После этого инцидента мы с Ваней стали побаиваться ходить на тот край станицы, где владычествовал Сергей, но в нас просыпались мужчины, которым необходимо общение с противоположным полом. У бедной вдовы Глянцевой была дочь Нина и глинобитная с мазаным полом хата.
В этой хате и собирались пятнадцати-шестнадцатилетние подростки. При керосиновой лампе они играли в различные игры, пели песни, смотрели друг на друга и не позволяли себе ничего лишнего. Мы не целовались так, как теперь целуются подростки, юноши и девушки в троллейбусах, на тротуарах и в общественных местах при всём честном народе. Мы даже при сверстниках делать этого не могли, а довольствовались чистыми платоническими отношениями. И это было прекрасно. Любимая девушка для нас, подростков, была таинственным существом, предназначенным для блаженного созерцания и сладостных мечтаний, и никто даже не помышлял о физической близости с нею, считая такие мысли кощунственными.

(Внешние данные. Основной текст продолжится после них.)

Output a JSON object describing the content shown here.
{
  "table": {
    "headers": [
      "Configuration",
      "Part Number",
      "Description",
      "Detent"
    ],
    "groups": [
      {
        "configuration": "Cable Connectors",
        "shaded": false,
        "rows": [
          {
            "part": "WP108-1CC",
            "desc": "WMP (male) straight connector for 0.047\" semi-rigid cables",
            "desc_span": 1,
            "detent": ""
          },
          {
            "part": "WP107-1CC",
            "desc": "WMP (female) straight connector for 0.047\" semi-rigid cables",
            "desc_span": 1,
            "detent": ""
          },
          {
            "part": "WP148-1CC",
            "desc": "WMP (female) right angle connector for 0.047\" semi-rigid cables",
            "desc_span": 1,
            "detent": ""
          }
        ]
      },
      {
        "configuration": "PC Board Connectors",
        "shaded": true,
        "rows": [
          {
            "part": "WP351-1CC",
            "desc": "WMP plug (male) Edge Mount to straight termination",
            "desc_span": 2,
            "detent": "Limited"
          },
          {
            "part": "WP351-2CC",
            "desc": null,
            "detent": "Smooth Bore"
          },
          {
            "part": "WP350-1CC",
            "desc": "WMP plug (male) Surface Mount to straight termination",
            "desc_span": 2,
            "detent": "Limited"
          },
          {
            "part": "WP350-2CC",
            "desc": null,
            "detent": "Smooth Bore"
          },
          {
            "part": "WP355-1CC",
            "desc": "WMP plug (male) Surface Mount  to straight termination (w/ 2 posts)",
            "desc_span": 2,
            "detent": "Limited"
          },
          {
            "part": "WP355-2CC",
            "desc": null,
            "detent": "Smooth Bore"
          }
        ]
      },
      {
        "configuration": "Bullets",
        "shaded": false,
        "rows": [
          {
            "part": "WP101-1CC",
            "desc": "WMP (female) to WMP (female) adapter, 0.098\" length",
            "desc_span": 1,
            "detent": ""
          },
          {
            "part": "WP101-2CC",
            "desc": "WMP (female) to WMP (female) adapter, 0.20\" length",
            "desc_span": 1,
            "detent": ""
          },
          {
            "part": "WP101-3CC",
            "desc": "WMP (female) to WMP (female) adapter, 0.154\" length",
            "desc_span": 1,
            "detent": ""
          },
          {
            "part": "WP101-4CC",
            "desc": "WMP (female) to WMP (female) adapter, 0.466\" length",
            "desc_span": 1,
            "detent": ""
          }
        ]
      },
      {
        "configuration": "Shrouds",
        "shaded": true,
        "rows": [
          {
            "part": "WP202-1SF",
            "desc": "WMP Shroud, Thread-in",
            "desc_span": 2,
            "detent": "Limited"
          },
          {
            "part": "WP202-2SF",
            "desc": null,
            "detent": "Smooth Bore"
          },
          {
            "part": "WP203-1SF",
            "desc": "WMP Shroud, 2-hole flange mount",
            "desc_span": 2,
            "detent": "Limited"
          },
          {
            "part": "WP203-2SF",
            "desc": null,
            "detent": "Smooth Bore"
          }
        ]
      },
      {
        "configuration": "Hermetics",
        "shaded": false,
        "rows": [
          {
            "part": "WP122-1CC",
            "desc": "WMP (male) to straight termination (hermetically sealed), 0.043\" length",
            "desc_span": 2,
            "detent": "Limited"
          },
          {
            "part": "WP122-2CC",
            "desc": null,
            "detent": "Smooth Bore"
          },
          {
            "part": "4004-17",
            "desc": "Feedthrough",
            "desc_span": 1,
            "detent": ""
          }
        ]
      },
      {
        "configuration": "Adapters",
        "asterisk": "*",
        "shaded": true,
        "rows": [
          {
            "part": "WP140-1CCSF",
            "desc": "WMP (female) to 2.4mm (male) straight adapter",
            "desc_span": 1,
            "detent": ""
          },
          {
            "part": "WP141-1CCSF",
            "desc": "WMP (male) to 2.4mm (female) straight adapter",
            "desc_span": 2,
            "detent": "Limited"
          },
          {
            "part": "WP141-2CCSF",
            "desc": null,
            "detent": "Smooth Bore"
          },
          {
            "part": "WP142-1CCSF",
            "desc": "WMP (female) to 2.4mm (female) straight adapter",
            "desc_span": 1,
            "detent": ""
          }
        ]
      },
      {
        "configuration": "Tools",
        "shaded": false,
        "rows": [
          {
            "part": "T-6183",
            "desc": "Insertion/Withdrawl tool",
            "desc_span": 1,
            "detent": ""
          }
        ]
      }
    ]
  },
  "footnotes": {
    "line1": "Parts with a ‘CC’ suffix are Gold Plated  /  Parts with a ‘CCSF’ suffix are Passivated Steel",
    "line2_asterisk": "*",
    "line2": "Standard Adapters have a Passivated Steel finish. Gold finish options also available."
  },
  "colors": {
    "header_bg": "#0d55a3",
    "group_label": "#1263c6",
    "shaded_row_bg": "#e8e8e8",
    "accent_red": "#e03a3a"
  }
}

У Глянцевых в хате не было никаких вещей: в углу стояла русская печь, на которой спали на каком-то рваном тряпье хозяйка и Нина. У дверей располагалась деревянная лавка, где рядышком гнездились ведро с водой и чугунок, в котором, по-видимому, варили картошку. В куче тряпья водилось столько вшей, что их вполне хватало на всех ребят и девчат, собравшихся там на гулянье. В моей телогрейке и рубашке вши кишмя кишели, отчего я постоянно чесался. А тут ещё от кого-то я заразился чесоткой. И брат, и мать, и маленькие сестрички чесались от укусов вшей и коросты, ноги наши покрылись расчёсанными ранами и струпьями, а мы всё чесали и чесали зудящие места.

Колхозный ветеринар, к которому мать обратилась за советом, дал ей кусок серы, медного купороса и рассказал, как их измельчить, смешать с жиром и что этим месивом смазать.
Мы с радостью намазали зудящие места жёлто-синей мастикой и через минуту забегали и запрыгали по комнате, мыча и завывая от нестерпимой боли. Мне казалось, что меня обварили кипятком, а потом стали поджаривать на сковородке и сдирать с меня кожу. Малые сестрички так кричали, что посинели от перенапряжения.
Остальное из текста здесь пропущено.